Nortz welcomed provisions of the plan that call for increasing the number of available psychiatric inpatient beds, shelters with private rooms and supportive housing, which comes with on-site social services.
But she was skeptical about expanding involuntary commitment at the cost of civil liberties, at a time when there is a desperate need for what she called “ready access to voluntary inpatient and outpatient psychiatric care, including medication.”
Warren Oates, a homeless man who was taking refuge from the cold at the Times Square station Friday afternoon, said the police should not force people out of the subway if they are not trespassing into restricted areas of the system.
Oates, who is in his 50s, said officers should be “not here to provoke” but rather to be “just here serving the law.”
The precise number of people who live in the subway is unknown, but an annual survey in January 2021 estimated the figure at about 1,300 — and that was during the time when the system closed down for four hours every night for disinfecting. The number of homeless people in the system is believed to have increased since then. The number was estimated at about 1,700 in January 2020, before the pandemic.
The city had already increased police presence in the subway this year, deploying 1,000 additional officers to the system in early January. A week later, two officers were on the opposite end of the platform when Go was pushed to her death.
Adams’ directive that officers enforce the code of conduct was an implicit acknowledgment that the Police Department had not been doing so rigorously. Adams said officers had been getting mixed messages on the subject: encouragement to enforce the rules, and condemnation when their efforts were captured on video and circulated on social media.
“I got your backs,” said Adams, who was a transit officer himself. “Do your jobs. This is what you’re supposed to do.”
The plan tries to address a frequent complaint from homeless people and their advocates that mere “outreach,” in which a homeless person is typically offered a room in a barrackslike group shelter — an offer that is usually declined — is insufficient. The plan calls for the creation of about 500 new beds in private rooms.
Police officers will form teams with outreach workers and clinicians that will canvass stations and trains to steer homeless and mentally ill people out of the transit system and toward help, bringing people to hospitals when warranted.
The teams — there will be up to 30 — will focus on high-priority stations and train lines where either ridership or reported crime have increased, Police Commissioner Keechant Sewell said.
The measures build on a state plan announced by Hochul last month to create similar “Safe Options Support” teams.
Taking broader aim at the problem of untreated mental illness, the plan calls for expanding the use of Kendra’s Law, which enables a judge to order someone into outpatient treatment.
The plan also calls on hospitals to reverse what has been a significant decrease in inpatient psychiatric beds over the past decade, which some experts say has contributed to the number of people with severe mental illness in the streets and the subway.
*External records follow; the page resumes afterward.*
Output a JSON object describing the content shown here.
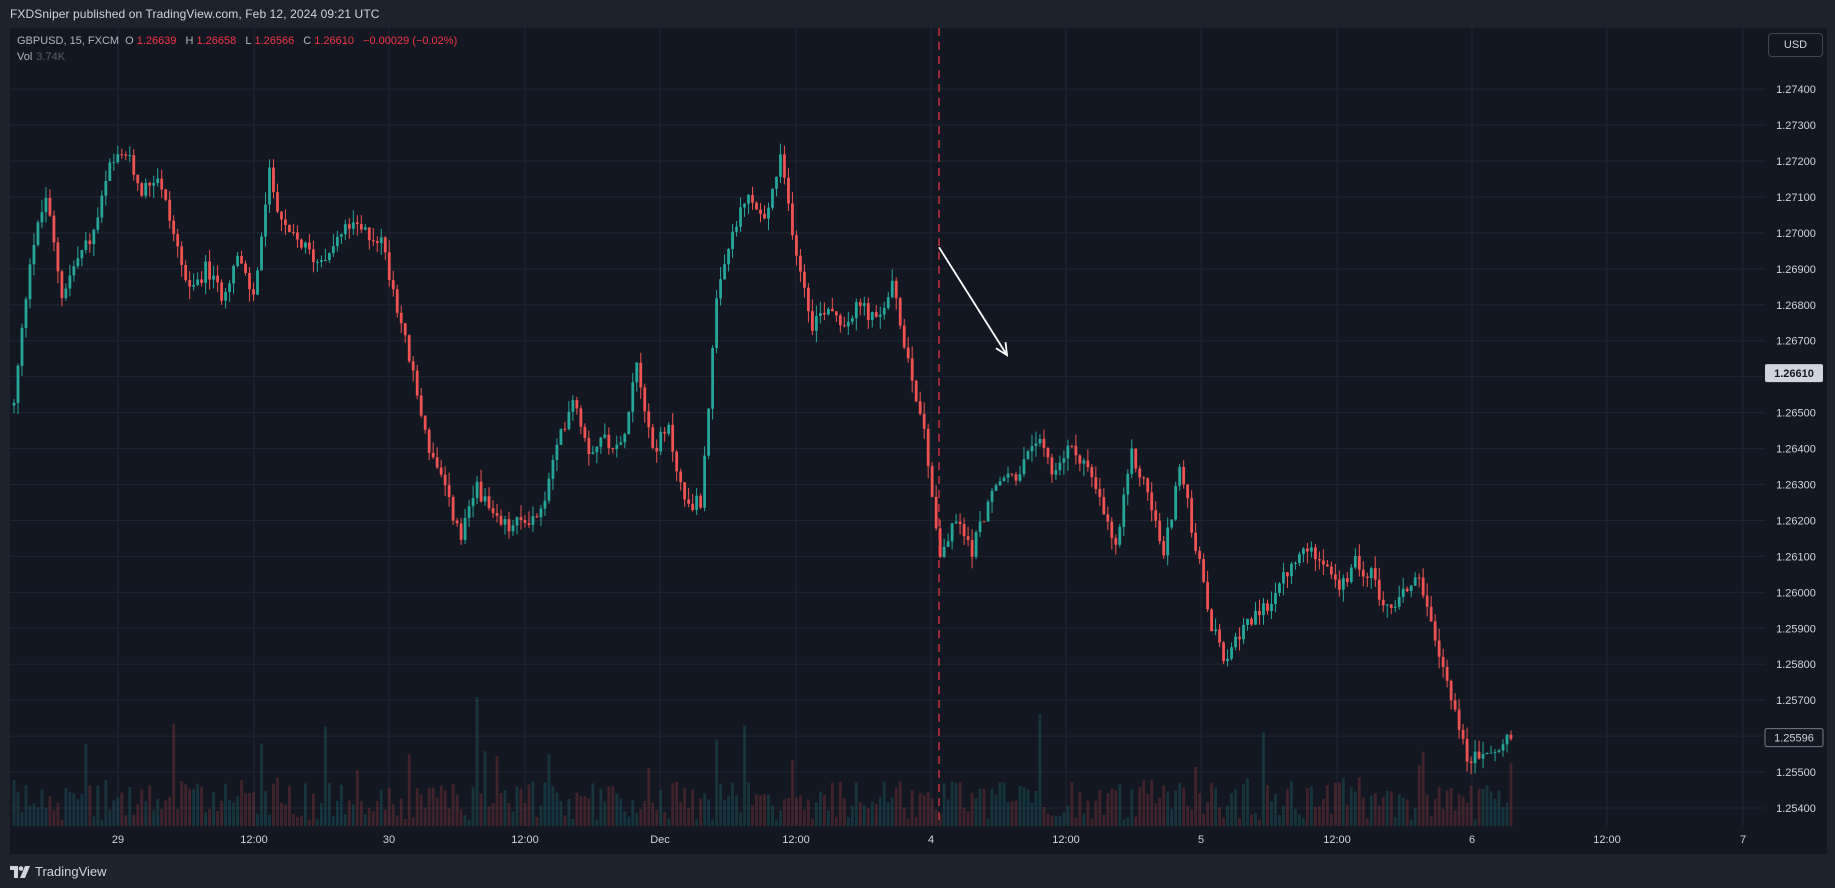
{
  "header": {
    "publisher_line": "FXDSniper published on TradingView.com, Feb 12, 2024 09:21 UTC"
  },
  "legend": {
    "symbol": "GBPUSD, 15, FXCM",
    "o_label": "O",
    "o_value": "1.26639",
    "h_label": "H",
    "h_value": "1.26658",
    "l_label": "L",
    "l_value": "1.26566",
    "c_label": "C",
    "c_value": "1.26610",
    "change": "−0.00029 (−0.02%)"
  },
  "volume_legend": {
    "label": "Vol",
    "value": "3.74K"
  },
  "currency_button": "USD",
  "footer": {
    "brand": "TradingView"
  },
  "colors": {
    "up": "#26a69a",
    "down": "#ef5350",
    "grid": "#1f2431",
    "background": "#131722",
    "text": "#d1d4dc",
    "marker": "#f23645"
  },
  "chart_data": {
    "type": "candlestick",
    "symbol": "GBPUSD",
    "timeframe": "15",
    "x_ticks": [
      "29",
      "12:00",
      "30",
      "12:00",
      "Dec",
      "12:00",
      "4",
      "12:00",
      "5",
      "12:00",
      "6",
      "12:00",
      "7"
    ],
    "y_ticks": [
      "1.27400",
      "1.27300",
      "1.27200",
      "1.27100",
      "1.27000",
      "1.26900",
      "1.26800",
      "1.26700",
      "1.26600",
      "1.26500",
      "1.26400",
      "1.26300",
      "1.26200",
      "1.26100",
      "1.26000",
      "1.25900",
      "1.25800",
      "1.25700",
      "1.25600",
      "1.25500",
      "1.25400"
    ],
    "ylim": [
      1.2535,
      1.2757
    ],
    "current_price_label": "1.26610",
    "secondary_price_label": "1.25596",
    "close_path": [
      [
        0,
        1.2652
      ],
      [
        4,
        1.2693
      ],
      [
        8,
        1.271
      ],
      [
        12,
        1.2683
      ],
      [
        16,
        1.2693
      ],
      [
        20,
        1.27
      ],
      [
        24,
        1.2718
      ],
      [
        28,
        1.2722
      ],
      [
        32,
        1.2712
      ],
      [
        36,
        1.2716
      ],
      [
        40,
        1.27
      ],
      [
        44,
        1.2683
      ],
      [
        48,
        1.269
      ],
      [
        52,
        1.2683
      ],
      [
        56,
        1.2693
      ],
      [
        60,
        1.2682
      ],
      [
        64,
        1.2716
      ],
      [
        68,
        1.27
      ],
      [
        72,
        1.2697
      ],
      [
        76,
        1.2692
      ],
      [
        80,
        1.2697
      ],
      [
        84,
        1.2702
      ],
      [
        88,
        1.27
      ],
      [
        92,
        1.2698
      ],
      [
        96,
        1.268
      ],
      [
        100,
        1.266
      ],
      [
        104,
        1.264
      ],
      [
        108,
        1.2628
      ],
      [
        112,
        1.2615
      ],
      [
        116,
        1.263
      ],
      [
        120,
        1.262
      ],
      [
        124,
        1.2618
      ],
      [
        128,
        1.262
      ],
      [
        132,
        1.2622
      ],
      [
        136,
        1.264
      ],
      [
        140,
        1.2655
      ],
      [
        144,
        1.264
      ],
      [
        148,
        1.2643
      ],
      [
        152,
        1.264
      ],
      [
        156,
        1.2665
      ],
      [
        160,
        1.264
      ],
      [
        164,
        1.2645
      ],
      [
        168,
        1.2625
      ],
      [
        172,
        1.2625
      ],
      [
        176,
        1.268
      ],
      [
        180,
        1.27
      ],
      [
        184,
        1.271
      ],
      [
        188,
        1.2703
      ],
      [
        192,
        1.272
      ],
      [
        196,
        1.2695
      ],
      [
        200,
        1.2675
      ],
      [
        204,
        1.268
      ],
      [
        208,
        1.2675
      ],
      [
        212,
        1.268
      ],
      [
        216,
        1.2675
      ],
      [
        220,
        1.2685
      ],
      [
        224,
        1.2665
      ],
      [
        228,
        1.2645
      ],
      [
        232,
        1.261
      ],
      [
        236,
        1.262
      ],
      [
        240,
        1.2612
      ],
      [
        244,
        1.2625
      ],
      [
        248,
        1.2632
      ],
      [
        252,
        1.2633
      ],
      [
        256,
        1.2643
      ],
      [
        260,
        1.2633
      ],
      [
        264,
        1.264
      ],
      [
        268,
        1.2637
      ],
      [
        272,
        1.2625
      ],
      [
        276,
        1.2612
      ],
      [
        280,
        1.2638
      ],
      [
        284,
        1.2628
      ],
      [
        288,
        1.261
      ],
      [
        292,
        1.2635
      ],
      [
        296,
        1.2613
      ],
      [
        300,
        1.259
      ],
      [
        304,
        1.258
      ],
      [
        308,
        1.2592
      ],
      [
        312,
        1.2593
      ],
      [
        316,
        1.26
      ],
      [
        320,
        1.2607
      ],
      [
        324,
        1.2612
      ],
      [
        328,
        1.261
      ],
      [
        332,
        1.26
      ],
      [
        336,
        1.2608
      ],
      [
        340,
        1.2605
      ],
      [
        344,
        1.2595
      ],
      [
        348,
        1.26
      ],
      [
        352,
        1.2605
      ],
      [
        356,
        1.2585
      ],
      [
        360,
        1.2572
      ],
      [
        364,
        1.2553
      ],
      [
        368,
        1.2555
      ],
      [
        372,
        1.2556
      ],
      [
        375,
        1.2561
      ]
    ],
    "annotations": [
      "vertical dashed marker at 4 Dec 00:00",
      "arrow drawn down from 1.26960 to 1.26660"
    ]
  }
}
Hochul said the state would increase Medicaid payments to hospitals for psychiatric beds.
And the plan addresses complaints from some organizations that serve homeless people that hospital emergency rooms refuse to admit some psychiatric patients they find too disruptive, or release them before they are stable or without adequate planning that would keep them from relapsing after being discharged.
Dr. Ann Marie Sullivan, the state mental health commissioner, said her agency would issue guidance to hospitals to ensure that the most severely ill patients — “a very small percentage of people” — are committed for longer stays.
“There are many rivers that feed the sea of homelessness,” Adams said, “and we have to dam every river if we are going to address this issue.”